Today is


   "A word to the wise ain't necessary --  
          it's the stupid ones that need the advice."
					-Bill Cosby

Thursday, December 02, 2004


Don't get me started again

...I have emerged. There was this pit, you see, and I was in it -- and there was a man donning a suit of human skin taunting me from its precipice...I'll say no more.

At least that's the way I remember it.

Let's see now, where were we?

Ah, I see that the Netherlands is preparing for the Christmas season and promoting peace on earth and good will toward men by killing babies. And just in case you're finding some justification for these types of "mercy killings", you may want to look at this.

Don't you just love slippery slopes? I mean, they lead to genocide and all kinds of fun stuff.

(Is it possible that Wonderdog has re-emerged even more cynical and sardonic than his previous incarnation?)

Do you remember the movie Miracle On 34th Street? That's the one where Macy's department store promoted and stood up for a benevolently delusional (or was he?) kind old man who worked as their store Santa Claus who believed he was, in fact, the real deal. My, how times have changed, huh?

I have an idea. If we're going to chuck the word "Christmas" then we might as well chuck Santa, too. I mean, what's Santa famous for saying? -- "Ho ho ho...Meeerrrrry Christmas!" -- We should just chuck him because, frankly, I don't want to live in a world where Santa proclaims as he drives out of sight, "Happy Holidays to all and to all a good night".

This is Christmas, people! Deal with it. Sheesh. The gall. If I'm going to celebrate Hanukkah then, by golly, that's what I'm going to call it! And I'm gonna do the menorah and the whole bit. Otherwise, why would I want to celebrate it?

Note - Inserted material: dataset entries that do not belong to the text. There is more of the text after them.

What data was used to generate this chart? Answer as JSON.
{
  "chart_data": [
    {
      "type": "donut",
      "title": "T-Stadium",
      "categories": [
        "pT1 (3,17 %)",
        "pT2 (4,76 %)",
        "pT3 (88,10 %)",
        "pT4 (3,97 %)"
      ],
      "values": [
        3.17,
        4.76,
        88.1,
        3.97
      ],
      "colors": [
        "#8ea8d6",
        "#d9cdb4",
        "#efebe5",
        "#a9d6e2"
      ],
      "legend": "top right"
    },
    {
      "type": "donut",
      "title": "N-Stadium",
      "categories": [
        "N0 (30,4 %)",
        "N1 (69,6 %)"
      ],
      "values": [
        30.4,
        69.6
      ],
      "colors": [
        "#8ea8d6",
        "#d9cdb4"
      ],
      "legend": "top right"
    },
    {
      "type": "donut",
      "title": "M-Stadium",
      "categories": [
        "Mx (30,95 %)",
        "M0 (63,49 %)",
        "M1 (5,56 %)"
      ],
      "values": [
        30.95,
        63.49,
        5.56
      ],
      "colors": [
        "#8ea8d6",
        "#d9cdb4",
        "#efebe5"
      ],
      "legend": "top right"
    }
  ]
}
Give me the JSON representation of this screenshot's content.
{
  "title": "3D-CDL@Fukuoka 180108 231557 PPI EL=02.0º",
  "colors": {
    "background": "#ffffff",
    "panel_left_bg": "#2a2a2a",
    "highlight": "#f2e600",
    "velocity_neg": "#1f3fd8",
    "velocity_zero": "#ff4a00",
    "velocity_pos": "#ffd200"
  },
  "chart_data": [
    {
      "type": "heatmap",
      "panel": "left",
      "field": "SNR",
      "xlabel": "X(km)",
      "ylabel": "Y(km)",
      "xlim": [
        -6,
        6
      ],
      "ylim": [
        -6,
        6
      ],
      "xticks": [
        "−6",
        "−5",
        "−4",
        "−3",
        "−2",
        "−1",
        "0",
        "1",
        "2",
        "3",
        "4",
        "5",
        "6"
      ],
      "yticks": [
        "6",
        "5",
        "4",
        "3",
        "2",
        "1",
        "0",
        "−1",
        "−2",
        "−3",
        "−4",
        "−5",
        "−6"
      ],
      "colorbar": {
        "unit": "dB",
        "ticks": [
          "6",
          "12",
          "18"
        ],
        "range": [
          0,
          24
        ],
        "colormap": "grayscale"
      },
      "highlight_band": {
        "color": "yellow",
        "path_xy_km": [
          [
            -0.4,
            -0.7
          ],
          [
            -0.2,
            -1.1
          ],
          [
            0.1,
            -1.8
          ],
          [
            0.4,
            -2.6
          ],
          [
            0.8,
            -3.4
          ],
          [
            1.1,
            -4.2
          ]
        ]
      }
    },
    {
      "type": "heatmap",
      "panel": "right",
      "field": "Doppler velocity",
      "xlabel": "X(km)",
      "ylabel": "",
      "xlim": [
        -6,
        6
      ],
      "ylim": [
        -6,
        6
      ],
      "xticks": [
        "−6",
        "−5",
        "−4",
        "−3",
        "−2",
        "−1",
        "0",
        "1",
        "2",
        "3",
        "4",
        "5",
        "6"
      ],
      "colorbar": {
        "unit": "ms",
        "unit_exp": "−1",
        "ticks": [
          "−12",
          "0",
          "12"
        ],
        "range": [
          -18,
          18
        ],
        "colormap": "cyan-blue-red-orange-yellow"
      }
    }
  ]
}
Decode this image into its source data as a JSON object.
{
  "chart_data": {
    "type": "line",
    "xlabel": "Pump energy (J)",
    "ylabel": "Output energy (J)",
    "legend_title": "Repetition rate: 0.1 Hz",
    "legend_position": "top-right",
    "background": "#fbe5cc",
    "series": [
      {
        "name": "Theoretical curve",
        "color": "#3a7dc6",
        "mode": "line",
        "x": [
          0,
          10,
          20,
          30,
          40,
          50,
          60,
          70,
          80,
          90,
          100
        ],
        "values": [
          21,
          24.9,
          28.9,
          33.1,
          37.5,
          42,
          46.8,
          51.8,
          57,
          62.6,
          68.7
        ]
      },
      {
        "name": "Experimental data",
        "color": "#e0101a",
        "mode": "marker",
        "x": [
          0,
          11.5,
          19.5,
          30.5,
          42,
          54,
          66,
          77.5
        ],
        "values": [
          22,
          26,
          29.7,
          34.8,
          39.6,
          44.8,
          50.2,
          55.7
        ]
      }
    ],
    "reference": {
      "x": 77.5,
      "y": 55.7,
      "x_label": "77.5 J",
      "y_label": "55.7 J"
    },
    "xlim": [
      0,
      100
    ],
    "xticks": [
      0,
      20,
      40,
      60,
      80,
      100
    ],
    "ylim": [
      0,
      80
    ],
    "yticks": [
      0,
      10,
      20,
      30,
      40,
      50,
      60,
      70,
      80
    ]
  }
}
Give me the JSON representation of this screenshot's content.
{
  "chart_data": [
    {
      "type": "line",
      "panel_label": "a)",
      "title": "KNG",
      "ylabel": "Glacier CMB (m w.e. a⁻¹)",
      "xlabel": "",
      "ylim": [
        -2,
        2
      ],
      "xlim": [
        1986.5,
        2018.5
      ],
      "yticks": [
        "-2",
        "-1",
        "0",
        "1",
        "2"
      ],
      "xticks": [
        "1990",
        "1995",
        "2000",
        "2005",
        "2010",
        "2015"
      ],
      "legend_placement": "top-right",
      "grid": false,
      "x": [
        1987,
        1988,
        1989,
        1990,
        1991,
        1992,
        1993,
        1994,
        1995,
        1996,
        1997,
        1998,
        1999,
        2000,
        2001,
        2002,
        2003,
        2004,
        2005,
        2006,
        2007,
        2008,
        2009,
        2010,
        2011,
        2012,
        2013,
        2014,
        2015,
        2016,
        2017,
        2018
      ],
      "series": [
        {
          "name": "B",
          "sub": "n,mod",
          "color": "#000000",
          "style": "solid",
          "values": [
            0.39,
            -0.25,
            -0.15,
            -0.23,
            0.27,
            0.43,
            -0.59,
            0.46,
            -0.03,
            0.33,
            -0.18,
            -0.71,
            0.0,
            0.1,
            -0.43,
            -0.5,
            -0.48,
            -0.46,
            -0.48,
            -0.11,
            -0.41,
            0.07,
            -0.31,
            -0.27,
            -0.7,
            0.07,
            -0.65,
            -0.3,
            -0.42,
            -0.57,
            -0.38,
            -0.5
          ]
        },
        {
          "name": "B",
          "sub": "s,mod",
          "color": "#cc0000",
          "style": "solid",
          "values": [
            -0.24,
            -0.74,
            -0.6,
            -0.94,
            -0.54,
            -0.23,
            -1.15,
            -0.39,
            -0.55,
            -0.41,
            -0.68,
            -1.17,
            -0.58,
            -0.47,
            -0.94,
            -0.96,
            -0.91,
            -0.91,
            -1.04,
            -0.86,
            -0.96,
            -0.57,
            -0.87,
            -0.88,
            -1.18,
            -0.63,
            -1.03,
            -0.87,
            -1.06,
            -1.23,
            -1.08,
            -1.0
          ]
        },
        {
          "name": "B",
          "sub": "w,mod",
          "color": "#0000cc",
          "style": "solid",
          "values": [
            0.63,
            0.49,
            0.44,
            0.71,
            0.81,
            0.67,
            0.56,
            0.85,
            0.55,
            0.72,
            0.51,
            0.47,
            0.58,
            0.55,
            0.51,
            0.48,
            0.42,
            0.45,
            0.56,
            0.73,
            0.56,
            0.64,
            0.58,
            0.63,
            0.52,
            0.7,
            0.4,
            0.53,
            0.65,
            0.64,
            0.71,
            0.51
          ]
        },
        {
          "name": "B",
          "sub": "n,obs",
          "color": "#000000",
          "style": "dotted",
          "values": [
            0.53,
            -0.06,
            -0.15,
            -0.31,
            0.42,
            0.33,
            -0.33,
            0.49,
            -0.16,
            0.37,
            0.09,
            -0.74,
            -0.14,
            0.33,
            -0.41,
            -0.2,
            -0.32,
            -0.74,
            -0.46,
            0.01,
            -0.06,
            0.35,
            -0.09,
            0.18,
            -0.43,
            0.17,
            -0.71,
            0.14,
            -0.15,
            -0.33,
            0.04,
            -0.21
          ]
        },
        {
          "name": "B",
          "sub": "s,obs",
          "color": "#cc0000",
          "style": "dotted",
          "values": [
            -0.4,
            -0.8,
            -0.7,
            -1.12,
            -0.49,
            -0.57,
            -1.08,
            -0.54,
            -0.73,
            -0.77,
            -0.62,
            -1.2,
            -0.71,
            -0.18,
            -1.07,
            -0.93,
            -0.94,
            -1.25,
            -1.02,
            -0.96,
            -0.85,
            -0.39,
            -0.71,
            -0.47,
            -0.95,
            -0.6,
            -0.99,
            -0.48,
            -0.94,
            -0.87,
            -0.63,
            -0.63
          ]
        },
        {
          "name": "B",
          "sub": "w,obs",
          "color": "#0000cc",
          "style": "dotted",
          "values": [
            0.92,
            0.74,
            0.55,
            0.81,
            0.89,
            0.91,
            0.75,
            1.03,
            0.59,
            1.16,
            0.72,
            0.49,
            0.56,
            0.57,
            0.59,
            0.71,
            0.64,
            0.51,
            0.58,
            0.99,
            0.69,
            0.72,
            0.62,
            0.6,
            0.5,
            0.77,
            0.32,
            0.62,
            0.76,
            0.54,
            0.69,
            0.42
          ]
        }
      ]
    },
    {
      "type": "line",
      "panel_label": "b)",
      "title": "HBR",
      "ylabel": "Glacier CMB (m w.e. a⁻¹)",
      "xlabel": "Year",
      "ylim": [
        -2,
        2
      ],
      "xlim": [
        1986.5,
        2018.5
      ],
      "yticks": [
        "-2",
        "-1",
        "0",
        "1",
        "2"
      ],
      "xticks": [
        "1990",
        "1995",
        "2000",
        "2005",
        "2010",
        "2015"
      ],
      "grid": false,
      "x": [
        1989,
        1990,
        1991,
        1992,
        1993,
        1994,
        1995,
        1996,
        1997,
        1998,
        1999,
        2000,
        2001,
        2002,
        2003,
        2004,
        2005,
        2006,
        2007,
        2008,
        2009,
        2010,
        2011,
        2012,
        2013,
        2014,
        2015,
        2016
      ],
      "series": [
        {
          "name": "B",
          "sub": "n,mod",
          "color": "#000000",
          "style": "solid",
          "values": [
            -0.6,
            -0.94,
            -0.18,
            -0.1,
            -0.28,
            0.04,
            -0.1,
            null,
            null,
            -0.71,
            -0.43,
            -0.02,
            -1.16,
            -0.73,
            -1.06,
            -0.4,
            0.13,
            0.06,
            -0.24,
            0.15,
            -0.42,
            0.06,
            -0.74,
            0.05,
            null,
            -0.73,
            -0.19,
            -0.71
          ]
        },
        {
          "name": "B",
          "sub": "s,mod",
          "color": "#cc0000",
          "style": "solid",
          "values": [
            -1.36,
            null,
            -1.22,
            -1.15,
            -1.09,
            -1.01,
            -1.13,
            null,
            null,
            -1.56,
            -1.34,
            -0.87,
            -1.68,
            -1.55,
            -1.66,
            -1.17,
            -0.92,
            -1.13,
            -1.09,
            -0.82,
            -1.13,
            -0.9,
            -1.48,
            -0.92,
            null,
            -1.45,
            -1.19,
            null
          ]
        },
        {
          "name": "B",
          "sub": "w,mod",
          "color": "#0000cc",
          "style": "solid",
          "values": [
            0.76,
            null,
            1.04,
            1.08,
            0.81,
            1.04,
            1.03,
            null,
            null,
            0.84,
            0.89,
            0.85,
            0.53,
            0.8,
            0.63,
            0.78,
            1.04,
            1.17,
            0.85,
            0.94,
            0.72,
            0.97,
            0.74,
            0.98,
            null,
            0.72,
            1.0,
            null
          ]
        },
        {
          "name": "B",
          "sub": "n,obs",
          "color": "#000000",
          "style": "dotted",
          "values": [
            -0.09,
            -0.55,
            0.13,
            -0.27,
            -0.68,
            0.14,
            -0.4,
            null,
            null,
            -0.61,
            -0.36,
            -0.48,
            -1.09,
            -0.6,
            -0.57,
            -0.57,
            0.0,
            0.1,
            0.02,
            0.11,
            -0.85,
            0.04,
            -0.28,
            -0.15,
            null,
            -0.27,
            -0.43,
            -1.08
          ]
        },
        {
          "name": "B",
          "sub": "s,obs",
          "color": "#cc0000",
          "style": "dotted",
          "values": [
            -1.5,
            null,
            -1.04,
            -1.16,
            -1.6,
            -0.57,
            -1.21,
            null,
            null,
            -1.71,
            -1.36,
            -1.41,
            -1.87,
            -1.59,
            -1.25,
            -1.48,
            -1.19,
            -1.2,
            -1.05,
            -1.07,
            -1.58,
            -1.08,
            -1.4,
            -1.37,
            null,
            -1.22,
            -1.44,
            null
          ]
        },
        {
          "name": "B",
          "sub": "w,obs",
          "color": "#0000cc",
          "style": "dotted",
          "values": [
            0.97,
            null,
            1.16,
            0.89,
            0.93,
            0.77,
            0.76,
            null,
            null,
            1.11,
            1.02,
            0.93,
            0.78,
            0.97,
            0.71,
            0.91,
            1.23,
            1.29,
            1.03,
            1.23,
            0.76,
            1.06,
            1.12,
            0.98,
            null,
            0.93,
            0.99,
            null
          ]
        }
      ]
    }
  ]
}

Here's the way I see it. If you want to call Christmas simply "The Holidays" then by all means go right ahead. But if you're going to forfeit the name then you have to forfeit all of its symbols as well.

Eh, eh. Watch it there buster -- Before you buy this here tree, just tell me what kind of a tree it is? What's that you say? A "holiday" tree? Baaaaaaaaaaaaa!! Oh, I'm sorry, you lose. But we do have this nice consolation "holiday fern" for you. Thank you for playing.

And what bout Groundhog day? Isn't "Goundhog" day a bit too exclusive? Shouldn't we broaden that a bit? I mean, what about the beaver? I think, come February 2nd, we should all celebrate "Rodent Day". What say you?

"Thanksgiving"? Why leave out the ingrates?

Like it or not, I'm back.

2 Comments:

Blogger stewdog said...

Hey. . Wonderdog. . .HAPPY HOLIDAYS!!!!!!!!!!!!!

December 02, 2004 12:39 PM  
Blogger Conservative in Virginia said...

"Thanksgiving"? Why leave out the ingrates?

In the nearby state o' Maryland (who was that Mary, anyway?) schools are no longer allowed to teach or mention to Whom we are giving thanks. Ingrates can move there and be thankful they don't have to be thankful to anybody but themselves, if they like.